When an employee podcast makes sense
At companies with roughly 100 or more people, where not everyone receives the same information through the same channels. Especially when part of the workforce doesn’t sit at a desk (manufacturing, warehouse, field, retail) and text-based channels don’t reach them.
Also at distributed companies across multiple offices or time zones. If the all-hands is always at 5 PM Berlin time and the US team is just starting their day, a recorded audio format reaches more people than a live call.
Less useful at small teams that see each other daily. The overhead is too high relative to the benefit. And less useful without a commitment to regularity. A podcast that drops an episode every six weeks doesn’t build a habit.
Common mistakes
Episodes that are too long. 10 to 20 minutes is enough. Almost nobody listens through 45 minutes internally.
No structure. A podcast doesn’t need a full script, but it needs a thread. “Let’s just chat” sounds aimless after 10 minutes.
No fixed cadence. Every two weeks or once a month. Irregular means people don’t build the habit and forget to tune in.
Over-producing. Intro jingle, perfect editing, elaborate sound design: nice but unnecessary. People listen for the content, not the production quality. Better to ship something simple regularly than something polished rarely.

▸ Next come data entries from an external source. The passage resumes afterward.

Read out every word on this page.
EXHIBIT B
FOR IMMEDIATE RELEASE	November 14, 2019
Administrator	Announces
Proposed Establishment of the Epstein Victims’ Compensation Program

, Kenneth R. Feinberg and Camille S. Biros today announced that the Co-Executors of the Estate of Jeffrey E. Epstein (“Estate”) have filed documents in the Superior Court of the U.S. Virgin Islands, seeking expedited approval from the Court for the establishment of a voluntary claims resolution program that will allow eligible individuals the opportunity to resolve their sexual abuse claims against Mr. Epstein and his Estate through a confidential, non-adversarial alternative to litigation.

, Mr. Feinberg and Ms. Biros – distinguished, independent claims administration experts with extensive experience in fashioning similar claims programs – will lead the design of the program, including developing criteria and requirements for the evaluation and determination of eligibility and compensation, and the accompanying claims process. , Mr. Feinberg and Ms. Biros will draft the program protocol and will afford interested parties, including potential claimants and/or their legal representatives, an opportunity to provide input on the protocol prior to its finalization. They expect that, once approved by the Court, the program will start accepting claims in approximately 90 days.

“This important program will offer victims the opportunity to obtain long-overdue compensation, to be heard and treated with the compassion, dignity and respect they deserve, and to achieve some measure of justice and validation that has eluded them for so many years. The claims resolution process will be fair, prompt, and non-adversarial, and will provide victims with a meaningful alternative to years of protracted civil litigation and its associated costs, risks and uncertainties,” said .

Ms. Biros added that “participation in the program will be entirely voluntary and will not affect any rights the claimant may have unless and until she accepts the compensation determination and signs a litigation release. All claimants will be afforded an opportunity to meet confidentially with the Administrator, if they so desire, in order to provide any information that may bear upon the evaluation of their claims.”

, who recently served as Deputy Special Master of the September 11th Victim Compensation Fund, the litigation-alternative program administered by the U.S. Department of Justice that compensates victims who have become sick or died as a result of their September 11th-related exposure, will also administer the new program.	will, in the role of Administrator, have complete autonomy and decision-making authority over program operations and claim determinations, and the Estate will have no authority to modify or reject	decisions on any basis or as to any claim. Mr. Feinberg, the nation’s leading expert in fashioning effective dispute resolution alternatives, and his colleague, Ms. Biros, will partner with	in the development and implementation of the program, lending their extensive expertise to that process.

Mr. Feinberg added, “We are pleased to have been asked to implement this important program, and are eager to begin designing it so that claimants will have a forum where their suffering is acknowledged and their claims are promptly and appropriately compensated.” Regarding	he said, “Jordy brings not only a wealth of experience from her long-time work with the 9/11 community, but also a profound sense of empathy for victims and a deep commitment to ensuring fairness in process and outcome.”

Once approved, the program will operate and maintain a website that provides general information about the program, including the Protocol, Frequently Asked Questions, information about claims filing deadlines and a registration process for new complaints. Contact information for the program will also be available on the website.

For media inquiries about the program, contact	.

No feedback loop. If nobody knows whether the podcast is being listened to (or whether it’s useful), it’s hard to justify someone spending four hours a month on it. Track listens, ask around occasionally, adjust.
Alternatives
An employee podcast is one format among several. Short video updates (Loom, quick clips) are an alternative that can require less editing time. A well-maintained internal blog or newsletter sometimes reaches text-oriented workforces better. And for companies just starting with internal communication, a regular text update is often a better first step than jumping straight to a podcast.
Audio makes sense when you have an audience that doesn’t read text (or can’t, because they don’t work at a screen), and when you have someone willing to keep the format alive consistently.